I first at 20 tried to be a computer programmer and realized that I was 50 years too early to do what I wanted to do so I was pretty disappointed at the time (1968) because I had "Star Trek" with Nemoy and Shatner types of fantasies of what I could actually accomplish then (but like I said I was 50 years too early for a variety of reason for what I actually wanted to do. So, I returned to working at first with my father as an electrician for awhile at age 21 before I returned to college again and studied to be a psychologist until I met my first wife and we got married and had a son. Then I had the impetus to begin to start or buy businesses from age 28 on to support my family ongoing.

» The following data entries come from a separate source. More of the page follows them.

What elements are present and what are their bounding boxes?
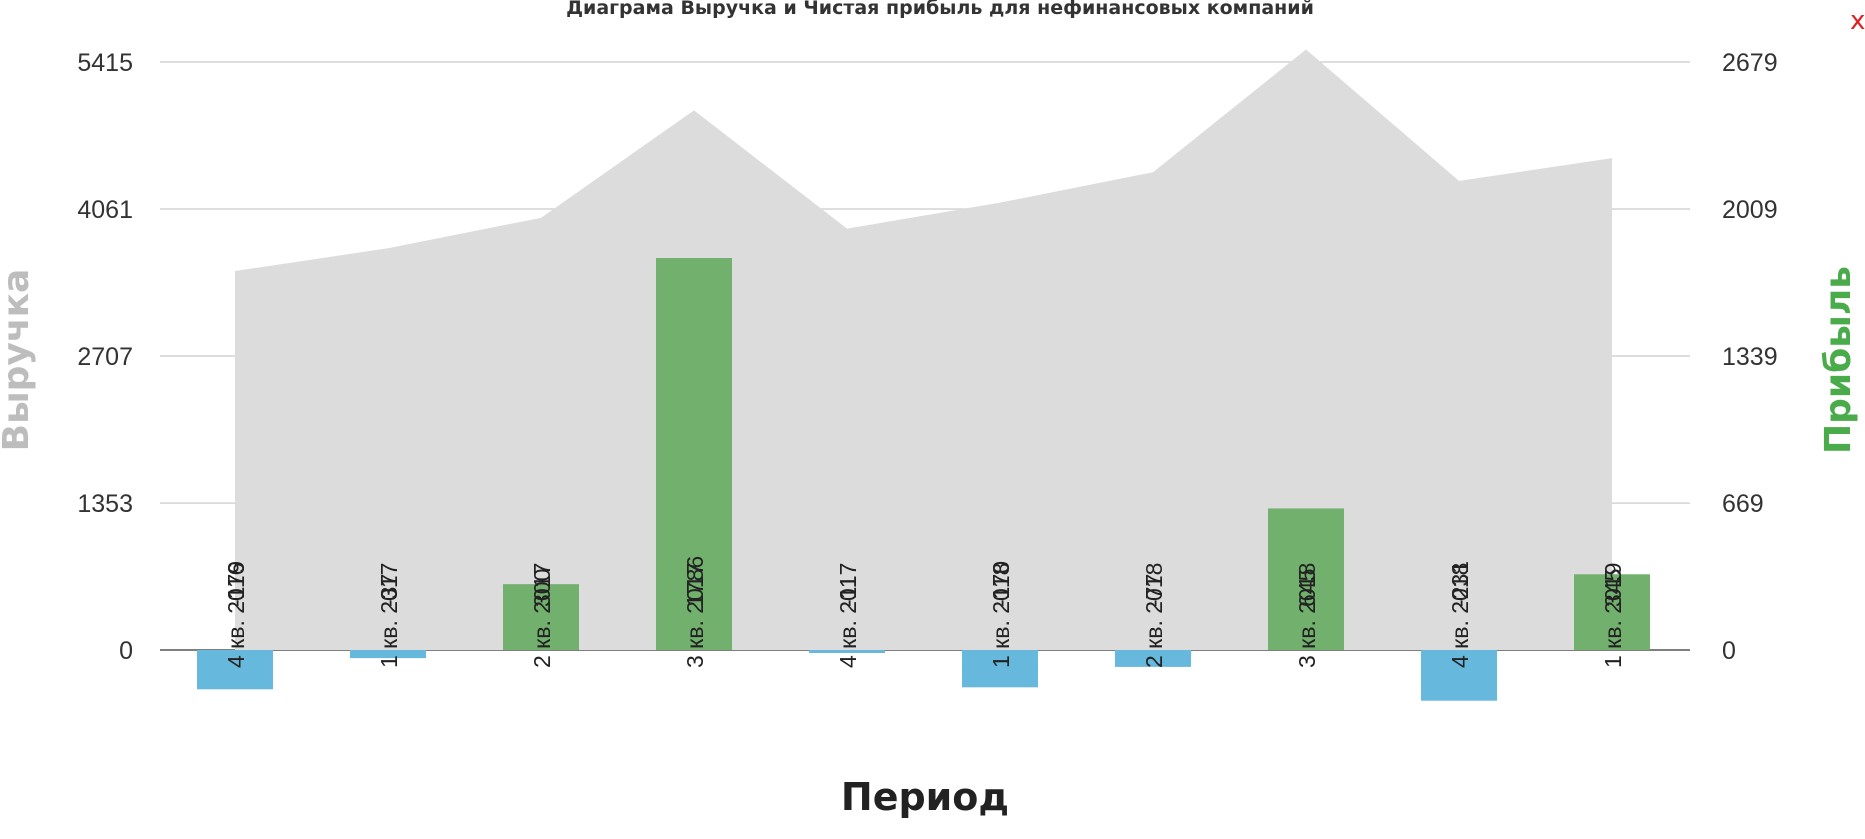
x-tick-label: 2 кв. 2018 (1141, 563, 1167, 668)
x-tick-label: 1 кв. 2018 (988, 563, 1014, 668)
profit-bars (197, 258, 1650, 701)
profit-value-label: -11 (835, 575, 861, 607)
left-tick-label: 1353 (77, 490, 133, 518)
right-axis-ticks: 0 669 1339 2009 2679 (1722, 49, 1778, 665)
profit-bar (197, 650, 273, 690)
revenue-area-shape (235, 49, 1612, 651)
profit-value-label: -37 (376, 574, 402, 607)
right-tick-label: 2679 (1722, 49, 1778, 77)
left-tick-label: 0 (119, 637, 133, 665)
x-tick-label: 1 кв. 2017 (376, 563, 402, 668)
profit-bar (1268, 508, 1344, 650)
profit-bar (1574, 574, 1650, 650)
profit-value-label: 1786 (682, 556, 708, 607)
x-axis-ticks: 4 кв. 2016 1 кв. 2017 2 кв. 2017 3 кв. 2017… (223, 563, 1626, 668)
left-axis-ticks: 0 1353 2707 4061 5415 (77, 49, 133, 665)
profit-value-label: -179 (223, 561, 249, 607)
profit-bar (809, 650, 885, 653)
profit-value-labels: -179 -37 300 1786 -11 -170 -77 645 -231 345 (223, 556, 1626, 607)
profit-value-label: 645 (1294, 569, 1320, 607)
profit-bar (1421, 650, 1497, 701)
profit-bar (1115, 650, 1191, 667)
profit-value-label: -231 (1447, 561, 1473, 607)
x-tick-label: 1 кв. 2019 (1600, 563, 1626, 668)
profit-bar (656, 258, 732, 650)
profit-value-label: 345 (1600, 569, 1626, 607)
x-tick-label: 3 кв. 2018 (1294, 563, 1320, 668)
profit-bar (503, 584, 579, 650)
left-tick-label: 4061 (77, 196, 133, 224)
profit-value-label: -77 (1141, 574, 1167, 607)
y-axis-right-title: Прибыль (1818, 266, 1859, 454)
chart-title: Диаграма Выручка и Чистая прибыль для не… (566, 0, 1314, 19)
left-tick-label: 2707 (77, 343, 133, 371)
revenue-area (235, 49, 1612, 651)
x-tick-label: 3 кв. 2017 (682, 563, 708, 668)
right-tick-label: 0 (1722, 637, 1736, 665)
close-icon[interactable]: x (1850, 6, 1865, 36)
x-tick-label: 4 кв. 2017 (835, 563, 861, 668)
right-tick-label: 669 (1722, 490, 1764, 518)
right-tick-label: 2009 (1722, 196, 1778, 224)
profit-bar (350, 650, 426, 659)
profit-value-label: 300 (529, 569, 555, 607)
x-tick-label: 2 кв. 2017 (529, 563, 555, 668)
profit-bar (962, 650, 1038, 688)
x-axis-title: Период (841, 775, 1009, 819)
profit-value-label: -170 (988, 561, 1014, 607)
x-tick-label: 4 кв. 2018 (1447, 563, 1473, 668)
right-tick-label: 1339 (1722, 343, 1778, 371)
y-axis-left-title: Выручка (0, 269, 37, 452)
x-tick-label: 4 кв. 2016 (223, 563, 249, 668)
left-tick-label: 5415 (77, 49, 133, 77)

So, one of the things I researched early in college was that I realized that even though I had mostly been raised Blue Collar emotionally that both I and my father were college material and both good at thinking outside the box so to speak. I also studied how working 9 to 5 doesn't usually get a person ahead in life and often leads to disappointment in multiple ways. So, I adopted the idea of "Working Smarter not harder" which is one of the ways people make money but also enjoy their lives too.
I watched already too many people literally "work themselves to an early Grave" already in my life and I didn't want to repeat what I had already seen in people's lives with many dying in their 30s and 40s in the 1950s and 1960s with nothing really to show for their struggles when they died.
My cousin's mentor lawyer died at 42 and this was quite a lesson for my cousin. So, he decided to work 4 10 hour days so he always had 3 days completely off a week. That worked for him and he still has a law practice in his late 70s since he still loves being a lawyer after deciding to do this at age 12. He is likely the ONLY person I know who still enjoys what he decided to do for a living when he was 12.